James Blake. |
Have any of you ever heard the phrase: "All my favorite singers couldn't sing."? Chance is, you probably have. One of the most devout musos I know mentioned it to me the other day (after which he put on Neutral Milk Hotel, go figure...), and I realize that this has a lot to do with my skepticism concerning this record. Ever thought of just why Bob Dylan has sold a freakzillion records? Or just why 'With A Little Help From My Friends' is one of the most universally liked and recognized songs? Why The Streets retrospectively was unquestionably more of a benchmark in '00s British recording history than Coldplay? Or why Paul Potts or Susan Boyle, or everything else emerging from Britain's Got Talent with bona fide vocal talent but less charisma than your local furniture store, won't ever matter in musical history?
James Blake is an amazing singer, but he has my toes curled in slightly the same way as the yearly slaughter of 'The Star-Spangled Banner' at the Super Bowl. Ok, his phrasings aren't as tediously infinite as [insert random American Idol winner or has-been MTV-star], but I don't think it's coincidental, that the tracks on James Blake that hit me the most are 'Lindesfarne I' and 'II' his two-part homage to/rip-off of an artist most decidedly not in his own alley, Bon Iver.

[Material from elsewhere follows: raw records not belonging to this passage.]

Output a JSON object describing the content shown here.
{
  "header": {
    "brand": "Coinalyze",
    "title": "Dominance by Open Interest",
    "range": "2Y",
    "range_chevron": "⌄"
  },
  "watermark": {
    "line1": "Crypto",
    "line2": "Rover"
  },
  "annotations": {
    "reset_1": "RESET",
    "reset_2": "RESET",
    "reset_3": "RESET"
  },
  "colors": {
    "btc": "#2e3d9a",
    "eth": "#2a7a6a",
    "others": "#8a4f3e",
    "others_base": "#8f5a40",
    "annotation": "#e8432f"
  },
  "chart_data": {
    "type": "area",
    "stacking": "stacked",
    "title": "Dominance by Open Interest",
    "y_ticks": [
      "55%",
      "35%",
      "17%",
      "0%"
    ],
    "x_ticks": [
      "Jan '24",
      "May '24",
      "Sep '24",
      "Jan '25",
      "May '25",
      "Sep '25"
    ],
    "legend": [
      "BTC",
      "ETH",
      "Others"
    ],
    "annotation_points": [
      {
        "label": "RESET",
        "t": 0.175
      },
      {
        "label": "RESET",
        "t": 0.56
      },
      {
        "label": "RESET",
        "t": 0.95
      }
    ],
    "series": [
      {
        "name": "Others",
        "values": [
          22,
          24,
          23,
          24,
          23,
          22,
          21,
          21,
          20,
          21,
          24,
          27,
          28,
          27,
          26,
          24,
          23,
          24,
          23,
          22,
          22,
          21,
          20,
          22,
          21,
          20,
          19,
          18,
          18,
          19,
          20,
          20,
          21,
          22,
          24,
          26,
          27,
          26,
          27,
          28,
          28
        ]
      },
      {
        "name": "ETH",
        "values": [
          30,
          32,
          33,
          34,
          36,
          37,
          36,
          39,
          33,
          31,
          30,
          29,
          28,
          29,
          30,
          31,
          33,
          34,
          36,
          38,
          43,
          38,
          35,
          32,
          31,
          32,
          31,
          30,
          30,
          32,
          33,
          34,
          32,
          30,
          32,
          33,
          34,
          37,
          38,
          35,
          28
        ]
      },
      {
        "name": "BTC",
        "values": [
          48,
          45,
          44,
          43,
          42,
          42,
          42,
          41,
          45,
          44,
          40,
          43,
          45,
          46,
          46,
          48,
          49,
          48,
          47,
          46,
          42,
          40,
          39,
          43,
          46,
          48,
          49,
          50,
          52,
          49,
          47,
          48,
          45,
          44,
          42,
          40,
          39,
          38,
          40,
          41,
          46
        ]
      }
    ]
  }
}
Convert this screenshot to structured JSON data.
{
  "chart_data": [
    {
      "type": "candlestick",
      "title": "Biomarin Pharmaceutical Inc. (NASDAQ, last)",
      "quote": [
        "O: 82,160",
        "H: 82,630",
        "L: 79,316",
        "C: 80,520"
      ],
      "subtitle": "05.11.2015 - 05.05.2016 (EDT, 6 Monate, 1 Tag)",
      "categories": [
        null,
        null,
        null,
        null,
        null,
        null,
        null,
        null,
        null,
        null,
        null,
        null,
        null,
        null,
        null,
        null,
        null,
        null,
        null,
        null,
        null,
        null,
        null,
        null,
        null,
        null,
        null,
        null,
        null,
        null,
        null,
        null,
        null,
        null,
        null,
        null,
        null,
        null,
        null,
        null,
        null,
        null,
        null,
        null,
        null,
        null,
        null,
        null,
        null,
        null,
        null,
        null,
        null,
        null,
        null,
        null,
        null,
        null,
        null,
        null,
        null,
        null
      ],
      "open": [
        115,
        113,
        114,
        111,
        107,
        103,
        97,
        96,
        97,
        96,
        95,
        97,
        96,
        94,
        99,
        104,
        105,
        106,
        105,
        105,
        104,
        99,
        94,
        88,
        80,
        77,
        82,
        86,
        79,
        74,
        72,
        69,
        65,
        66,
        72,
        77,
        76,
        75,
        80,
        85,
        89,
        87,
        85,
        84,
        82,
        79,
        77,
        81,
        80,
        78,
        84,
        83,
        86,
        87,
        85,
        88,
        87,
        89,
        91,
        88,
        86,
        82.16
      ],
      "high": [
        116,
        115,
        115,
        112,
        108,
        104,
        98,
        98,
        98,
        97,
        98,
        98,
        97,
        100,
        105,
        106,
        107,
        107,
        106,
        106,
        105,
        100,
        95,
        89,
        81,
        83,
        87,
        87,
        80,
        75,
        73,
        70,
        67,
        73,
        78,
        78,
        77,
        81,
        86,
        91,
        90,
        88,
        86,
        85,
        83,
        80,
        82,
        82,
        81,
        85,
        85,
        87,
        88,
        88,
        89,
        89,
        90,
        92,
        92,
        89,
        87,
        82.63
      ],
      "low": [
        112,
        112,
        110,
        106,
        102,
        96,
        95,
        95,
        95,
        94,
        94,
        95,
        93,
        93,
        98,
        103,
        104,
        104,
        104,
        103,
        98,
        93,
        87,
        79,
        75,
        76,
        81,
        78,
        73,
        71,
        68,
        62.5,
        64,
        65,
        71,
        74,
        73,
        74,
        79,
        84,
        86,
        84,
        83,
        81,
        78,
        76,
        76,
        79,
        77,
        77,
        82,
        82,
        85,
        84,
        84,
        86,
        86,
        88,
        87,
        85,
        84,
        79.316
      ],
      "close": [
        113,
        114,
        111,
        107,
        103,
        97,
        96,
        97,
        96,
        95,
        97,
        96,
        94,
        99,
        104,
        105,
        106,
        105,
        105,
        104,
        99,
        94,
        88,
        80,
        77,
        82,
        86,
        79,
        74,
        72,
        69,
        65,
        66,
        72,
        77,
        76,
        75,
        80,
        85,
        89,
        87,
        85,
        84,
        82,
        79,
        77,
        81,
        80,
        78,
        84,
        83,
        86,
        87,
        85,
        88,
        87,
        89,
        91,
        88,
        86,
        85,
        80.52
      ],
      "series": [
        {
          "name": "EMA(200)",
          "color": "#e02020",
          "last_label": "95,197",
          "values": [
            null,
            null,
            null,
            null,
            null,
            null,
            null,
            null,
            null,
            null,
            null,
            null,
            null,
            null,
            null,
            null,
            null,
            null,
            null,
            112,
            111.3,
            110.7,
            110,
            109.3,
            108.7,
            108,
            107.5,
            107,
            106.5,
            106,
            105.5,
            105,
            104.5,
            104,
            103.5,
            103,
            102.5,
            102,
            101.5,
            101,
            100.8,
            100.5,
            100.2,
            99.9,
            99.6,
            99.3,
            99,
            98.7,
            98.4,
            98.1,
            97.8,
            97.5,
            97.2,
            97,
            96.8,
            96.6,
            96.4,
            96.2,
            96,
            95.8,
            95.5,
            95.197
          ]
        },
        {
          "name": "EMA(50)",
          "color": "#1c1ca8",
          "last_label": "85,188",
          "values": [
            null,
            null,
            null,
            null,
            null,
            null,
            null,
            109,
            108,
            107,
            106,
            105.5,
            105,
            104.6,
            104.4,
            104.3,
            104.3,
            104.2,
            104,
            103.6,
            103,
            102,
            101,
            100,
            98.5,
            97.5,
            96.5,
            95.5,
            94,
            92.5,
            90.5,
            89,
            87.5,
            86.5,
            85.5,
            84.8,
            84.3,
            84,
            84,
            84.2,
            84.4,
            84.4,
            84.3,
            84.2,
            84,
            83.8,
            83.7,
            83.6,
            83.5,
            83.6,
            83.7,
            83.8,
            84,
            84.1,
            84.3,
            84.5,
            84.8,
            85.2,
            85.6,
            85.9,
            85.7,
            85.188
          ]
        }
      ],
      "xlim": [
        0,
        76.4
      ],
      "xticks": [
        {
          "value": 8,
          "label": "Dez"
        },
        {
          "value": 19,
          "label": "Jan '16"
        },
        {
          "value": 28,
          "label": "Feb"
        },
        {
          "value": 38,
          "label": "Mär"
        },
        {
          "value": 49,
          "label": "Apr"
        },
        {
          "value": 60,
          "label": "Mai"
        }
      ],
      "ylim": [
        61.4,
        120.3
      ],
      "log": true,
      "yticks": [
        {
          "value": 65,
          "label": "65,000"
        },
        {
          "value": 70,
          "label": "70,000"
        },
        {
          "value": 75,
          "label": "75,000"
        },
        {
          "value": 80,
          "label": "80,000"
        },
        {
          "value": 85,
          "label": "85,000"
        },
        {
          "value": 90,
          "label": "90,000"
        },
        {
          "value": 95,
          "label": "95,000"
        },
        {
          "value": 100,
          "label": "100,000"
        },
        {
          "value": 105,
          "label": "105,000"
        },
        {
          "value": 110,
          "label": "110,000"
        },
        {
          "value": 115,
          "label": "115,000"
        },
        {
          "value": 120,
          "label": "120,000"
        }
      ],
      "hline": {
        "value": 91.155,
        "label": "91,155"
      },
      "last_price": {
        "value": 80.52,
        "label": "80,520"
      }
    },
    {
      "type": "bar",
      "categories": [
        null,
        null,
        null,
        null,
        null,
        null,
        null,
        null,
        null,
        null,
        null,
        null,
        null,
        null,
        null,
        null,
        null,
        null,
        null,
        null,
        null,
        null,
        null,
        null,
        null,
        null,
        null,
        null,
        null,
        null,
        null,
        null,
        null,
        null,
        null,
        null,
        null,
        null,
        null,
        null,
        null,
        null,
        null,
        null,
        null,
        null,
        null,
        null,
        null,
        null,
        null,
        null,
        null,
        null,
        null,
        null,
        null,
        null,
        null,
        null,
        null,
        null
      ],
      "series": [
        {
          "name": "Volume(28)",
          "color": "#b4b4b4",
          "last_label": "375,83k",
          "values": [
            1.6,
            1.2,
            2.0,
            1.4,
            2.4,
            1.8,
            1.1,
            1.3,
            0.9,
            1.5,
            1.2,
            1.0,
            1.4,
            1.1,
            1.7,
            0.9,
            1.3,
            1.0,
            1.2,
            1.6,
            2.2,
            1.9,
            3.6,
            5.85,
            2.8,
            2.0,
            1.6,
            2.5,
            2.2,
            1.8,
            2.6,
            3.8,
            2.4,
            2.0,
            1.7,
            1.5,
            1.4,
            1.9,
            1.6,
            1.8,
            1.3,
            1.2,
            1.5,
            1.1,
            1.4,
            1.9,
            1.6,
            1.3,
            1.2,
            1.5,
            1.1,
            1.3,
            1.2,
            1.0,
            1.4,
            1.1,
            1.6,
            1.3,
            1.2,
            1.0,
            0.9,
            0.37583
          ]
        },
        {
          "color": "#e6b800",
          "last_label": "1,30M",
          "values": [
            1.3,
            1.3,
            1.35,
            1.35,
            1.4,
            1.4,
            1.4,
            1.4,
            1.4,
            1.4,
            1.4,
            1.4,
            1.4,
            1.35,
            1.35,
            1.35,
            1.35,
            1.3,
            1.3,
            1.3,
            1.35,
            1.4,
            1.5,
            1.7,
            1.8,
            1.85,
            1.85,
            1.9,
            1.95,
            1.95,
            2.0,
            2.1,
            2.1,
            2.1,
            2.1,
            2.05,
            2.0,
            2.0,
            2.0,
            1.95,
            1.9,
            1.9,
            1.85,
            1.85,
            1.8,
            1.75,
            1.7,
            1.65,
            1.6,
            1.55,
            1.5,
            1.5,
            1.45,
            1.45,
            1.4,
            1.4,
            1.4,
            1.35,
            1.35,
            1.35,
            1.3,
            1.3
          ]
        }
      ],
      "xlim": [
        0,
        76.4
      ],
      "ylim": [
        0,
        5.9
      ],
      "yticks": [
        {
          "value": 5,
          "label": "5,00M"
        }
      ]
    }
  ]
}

Blake himself has mentioned The xx as inspirational, and also as pavers of the way he will enter the mainstream. They've sort of kept the seat warm. Blake's problem is, that for all his genuine talent and interesting genre fuse, he's a million times less interesting and charismatic than The xx. Where xx is ultimately an emotional and sincere album, or at least it appears so, James Blake comes along as a much too calculated effort. It hasn't got the raw grit of dubstep, and neither has it got the soul of the singer-songwriters it emulates. It's a slight bit too faceless and bland to really develop the bite you need to pull off a minimalist masterpiece.